Jul 6 2018
Given a video of a musical performance, CSAIL’s deep-learning system can make individual instruments louder or softer.
Amateur and professional musicians alike may spend hours pouring over YouTube clips to figure out exactly how to play certain parts of their favorite songs. But what if there were a way to play a video and isolate the only instrument you wanted to hear?
That’s the outcome of a new AI project out of MIT’s Computer Science and Artificial Intelligence Laboratory (CSAIL): a deep-learning system that can look at a video of a musical performance, and isolate the sounds of specific instruments and make them louder or softer.
The system, which is “self-supervised,” doesn’t require any human annotations on what the instruments are or what they sound like.
Trained on over 60 hours of videos, the “PixelPlayer” system can view a never-before-seen musical performance, identify specific instruments at pixel level, and extract the sounds that are associated with those instruments.
For example, it can take a video of a tuba and a trumpet playing the “Super Mario Brothers” theme song, and separate out the soundwaves associated with each instrument.

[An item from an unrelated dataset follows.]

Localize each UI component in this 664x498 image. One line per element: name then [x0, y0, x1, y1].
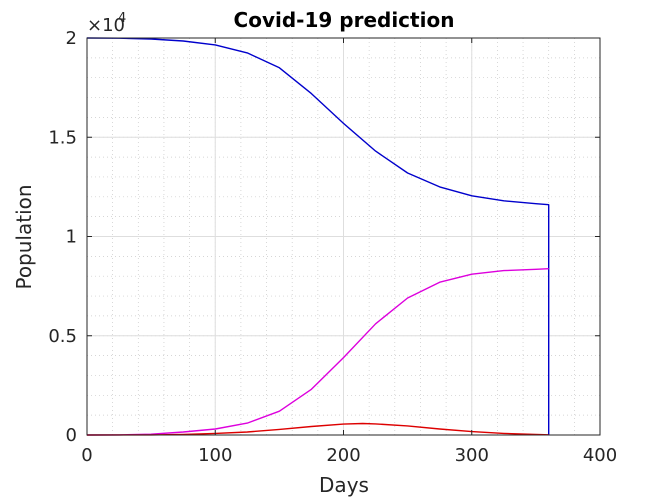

The researchers say that the ability to change the volume of individual instruments means that in the future, systems like this could potentially help engineers improve the audio quality of old concert footage. You could even imagine producers taking specific instrument parts and previewing what they would sound like with other instruments (i.e. an electric guitar swapped in for an acoustic one).
In a new paper, the team demonstrated that PixelPlayer can identify the sounds of more than 20 commonly seen instruments. Lead author Hang Zhao says that the system would be able to identify many more instruments if it had more training data, though it still may have trouble handling subtle differences between subclasses of instruments (such as an alto sax versus a tenor).
Previous efforts to separate the sources of sound have focused exclusively on audio, which often requires extensive human labeling. In contrast, PixelPlayer introduces the element of vision, which the researchers say makes human labels unnecessary, as vision provides self-supervision.
The system first locates the image regions that produce sounds, and then separates the input sounds into a set of components that represent the sound from each pixel.
“We expected a best-case scenario where we could recognize which instruments make which kinds of sounds,” says Zhao, a PhD student at CSAIL. “We were surprised that we could actually spatially locate the instruments at the pixel level. Being able to do that opens up a lot of possibilities, like being able to edit the audio of individual instruments by a single click on the video.”
PixelPlayer uses methods of “deep learning,” meaning that it finds patterns in data using so-called “neural networks” that have been trained on existing videos. Specifically, one neural network analyzes the visuals of the video, one analyzes the audio, and a third “synthesizer” associates specific pixels with specific soundwaves to separate the different sounds.
The fact that PixelPlayer uses so-called "self-supervised” deep learning means that the MIT team doesn’t explicitly understand every aspect of how it learns which instruments make which sounds.
However, Zhao says that he can tell that the system seems to recognize actual elements of the music. For example, certain harmonic frequencies seem to correlate to instruments like violin, while quick pulse-like patterns correspond to instruments like the xylophone.
Zhao says that a system like PixelPlayer could even be used on robots to better understand the environmental sounds that other objects make, such as animals or vehicles.